Fri Nov 3 22:13:22 2006 Received - New Breed of Stock Trader,Mary Lou Begg
Sat Nov 4 10:54:11 2006 Received - The Bull is Back in Select Small Caps,L M McCarthy
Fri Nov 17 22:09:42 2006 Received - Stock Maven Newsletter,Hussein Dossaji
Sun Nov 19 12:21:08 2006 Received - Addicted to Growth Stocks?,Earl E West jr

Good luck.

Neal,

I can certainly appreciate the frustration you are facing.

Earlier in the thread Derek T asked if you would say which software you are using for your mail server. I'd expand that a little.

Could you describe how your outgoing Email is processed including telling us which SMTP server you are using for outgoing including ip addresses where appropriate.

A description would help me, at least, to understand how your mail is being distributed.

Andrew

1. As suggested, I have sent myself a message to Hotmail, and all headers are included below. From what I can tell the server is stamping the IP's correctly.

SpamCop correctly parses this and identifies IP 71.130.213.4 as the source of message
http://www.spamcop.net/sc?id=z1148117337z6...cea34496badbcfz
SpamCop would not list your email server

2. I ran a full system scan using the Symantec link above. It did find a couple viruses, specifically, Hackbox, and the two infected files were deleted from the system. That was the only thing found.

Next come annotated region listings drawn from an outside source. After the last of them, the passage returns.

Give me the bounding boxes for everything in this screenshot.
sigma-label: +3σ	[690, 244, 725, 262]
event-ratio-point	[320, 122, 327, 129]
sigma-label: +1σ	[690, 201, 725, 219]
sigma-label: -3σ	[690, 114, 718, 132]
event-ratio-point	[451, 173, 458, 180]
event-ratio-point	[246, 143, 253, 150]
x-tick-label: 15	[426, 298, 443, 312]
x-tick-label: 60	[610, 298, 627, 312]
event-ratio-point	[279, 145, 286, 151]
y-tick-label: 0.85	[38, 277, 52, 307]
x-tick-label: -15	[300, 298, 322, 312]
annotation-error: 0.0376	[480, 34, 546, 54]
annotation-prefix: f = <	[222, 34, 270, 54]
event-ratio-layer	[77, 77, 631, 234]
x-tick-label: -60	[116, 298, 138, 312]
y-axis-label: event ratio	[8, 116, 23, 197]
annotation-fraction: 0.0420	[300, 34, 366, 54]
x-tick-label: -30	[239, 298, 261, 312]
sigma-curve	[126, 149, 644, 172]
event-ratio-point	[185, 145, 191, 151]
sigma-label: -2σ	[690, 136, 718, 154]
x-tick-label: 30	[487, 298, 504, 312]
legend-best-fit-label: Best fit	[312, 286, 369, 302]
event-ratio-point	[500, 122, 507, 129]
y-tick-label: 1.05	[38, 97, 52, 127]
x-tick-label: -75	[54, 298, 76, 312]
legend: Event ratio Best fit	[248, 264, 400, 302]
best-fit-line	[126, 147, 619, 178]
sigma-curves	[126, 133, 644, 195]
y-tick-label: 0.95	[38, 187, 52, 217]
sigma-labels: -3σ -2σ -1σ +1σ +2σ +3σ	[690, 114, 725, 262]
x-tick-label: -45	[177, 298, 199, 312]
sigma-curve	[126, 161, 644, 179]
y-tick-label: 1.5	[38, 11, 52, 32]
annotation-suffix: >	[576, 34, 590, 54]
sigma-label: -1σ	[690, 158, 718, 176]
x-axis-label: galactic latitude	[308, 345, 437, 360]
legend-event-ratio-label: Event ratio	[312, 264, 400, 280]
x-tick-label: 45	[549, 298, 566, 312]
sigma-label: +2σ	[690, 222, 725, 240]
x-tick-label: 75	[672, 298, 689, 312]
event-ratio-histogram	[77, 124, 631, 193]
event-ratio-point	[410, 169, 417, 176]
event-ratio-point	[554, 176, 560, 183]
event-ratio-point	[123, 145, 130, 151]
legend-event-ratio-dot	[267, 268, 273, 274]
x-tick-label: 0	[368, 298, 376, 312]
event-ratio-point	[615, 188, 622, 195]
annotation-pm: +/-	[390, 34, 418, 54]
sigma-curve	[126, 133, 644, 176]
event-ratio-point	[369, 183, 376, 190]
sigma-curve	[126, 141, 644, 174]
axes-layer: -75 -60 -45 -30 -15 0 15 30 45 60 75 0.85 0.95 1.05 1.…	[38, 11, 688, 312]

You need to ALSO do the "security scan" not only the virus one

3. I did receive an email from abusespamcop[at]tickets.serverbeach.com and I have included the headers of one of the SPAM email below:

In this case SpamCop identifies the email server as the source
http://www.spamcop.net/sc?id=z1148137281z6...b39417c1d559bdz
You are probable bouncing email to spamtraps which means you are getting listed on other blocklists Many Companies ISP's do not disclose their blocklists and just bitbin email

4. I am running MailEnable Pro on a Windows 2000 Server and today I installed MEFilters which is their advanced filtering software.

Since I setup the new filters approx. 12 hours ago the SPAM filter has stopped ~80 messages, SPF ~ 1200.
Any more help or tips out there?

Neal

For starters stop bouncing undeliverable email
http://www.spamcop.net/fom-serve/cache/329.html

He might be blocking it coming in but he is not stopping any from going out. A lot reported just today.